Visteon CEO Leuliette to leave by year-end
Auto supplier Visteon Corp. said today that CEO Tim Leuliette will step down as head of the company by the end of this year as soon as a successor is named.
The company said its board of directors has hired executive search firm Spencer Stuart to evaluate candidates to succeed Leuliette.
Visteon, the onetime parts unit of Ford Motor Co., specializes in climate control, electronics and interior components.
Leuliette has been with Visteon since 2010, and has been the company’s president and CEO since October 2012, two months after he was appointed to the position on an interim basis. He succeeded Don Stebbins, who left following a disagreement with board members over the company’s strategic direction.
He has a reputation of being one of the industry's most colorful and outspoken executives. Two years before the 2009 bankruptcies of Chrysler and General Motors, for example, he said the Detroit region and its auto industry had become a "giant disaster."
Until 2010, Leuliette was president and CEO of supplier Dura Automotive, leading the company to a recapitalization and sale after its emergence from restructuring.

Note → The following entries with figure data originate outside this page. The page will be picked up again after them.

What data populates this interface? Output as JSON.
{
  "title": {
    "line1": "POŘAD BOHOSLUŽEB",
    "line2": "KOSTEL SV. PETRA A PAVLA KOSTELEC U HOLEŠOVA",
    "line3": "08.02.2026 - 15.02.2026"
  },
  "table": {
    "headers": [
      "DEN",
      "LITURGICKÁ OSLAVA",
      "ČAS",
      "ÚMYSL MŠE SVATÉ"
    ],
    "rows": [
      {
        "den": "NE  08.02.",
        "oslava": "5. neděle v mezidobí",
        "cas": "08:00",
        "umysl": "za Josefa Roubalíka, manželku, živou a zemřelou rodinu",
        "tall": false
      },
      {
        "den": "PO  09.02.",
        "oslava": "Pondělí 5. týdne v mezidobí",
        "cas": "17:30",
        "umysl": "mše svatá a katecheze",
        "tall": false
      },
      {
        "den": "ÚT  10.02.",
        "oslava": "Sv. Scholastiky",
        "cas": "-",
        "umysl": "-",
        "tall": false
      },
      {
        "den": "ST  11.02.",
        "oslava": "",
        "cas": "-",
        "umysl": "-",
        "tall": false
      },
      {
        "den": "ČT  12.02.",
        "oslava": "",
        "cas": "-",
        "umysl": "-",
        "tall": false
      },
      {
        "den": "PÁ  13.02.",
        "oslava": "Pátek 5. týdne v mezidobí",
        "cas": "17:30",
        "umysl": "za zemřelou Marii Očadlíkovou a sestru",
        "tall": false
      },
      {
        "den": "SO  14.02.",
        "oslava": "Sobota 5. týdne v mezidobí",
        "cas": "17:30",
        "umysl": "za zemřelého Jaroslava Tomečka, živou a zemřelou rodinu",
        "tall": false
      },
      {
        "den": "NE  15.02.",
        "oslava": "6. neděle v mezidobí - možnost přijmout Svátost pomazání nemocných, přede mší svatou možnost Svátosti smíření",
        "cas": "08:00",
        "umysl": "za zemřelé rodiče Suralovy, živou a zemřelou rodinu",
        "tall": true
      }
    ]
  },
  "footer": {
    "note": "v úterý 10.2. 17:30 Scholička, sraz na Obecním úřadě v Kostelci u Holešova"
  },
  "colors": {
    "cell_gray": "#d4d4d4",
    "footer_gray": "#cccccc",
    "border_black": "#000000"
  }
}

Prior to that, he was co-chairman and co-CEO of Asahi Tec Corp, a publicly traded Japanese manufacturer of auto parts after it acquired Metaldyne Corp, which Leuliette co-founded. He was also president and COO of Penske Corp.
Last summer, Visteon extended Leuliette's employment contract by two years; it had been due to expire at the end of 2015.
Spokesman Jim Fisher said the extension was agreed before the company's pending sale of its 70 percent stake in Halla Visteon Climate Control Corp., and the board and the executive felt the time was right for a new leader.
"The board is extremely pleased with the job Tim and his team have done during the restructuring," Fisher said.
In addition to the pending HVCC sale, during Leuliette's tenure, Visteon acquired the electronics business of Johnson Controls Inc. and Cooper Standard's thermal and emissions product line, while selling the interiors business of Visteon's Yangfeng joint venture, its lighting division and a significant portion of its global interiors business.
Whoever succeeds Leuliette will inherit a company that is tightly focused on instrument clusters, headup displays, audio, infotainment and console displays.
The company also is marketing its expertise in the software needed to make these displays work. In a Jan. 7 interview with Automotive News, Leuliette said half of Visteon’s engineers are software developers.
“Culturally, we're a different company,” Leuliette said at the time. “One analyst told us he didn't want us at their industrial conference, but at their technology conference.”
In the company statement, Leuliette said: "It is now time for a different leader with different skills to transform Visteon into an even more powerful electronics business."
David Sedgwick, Reuters and Automotive News contributed to this report.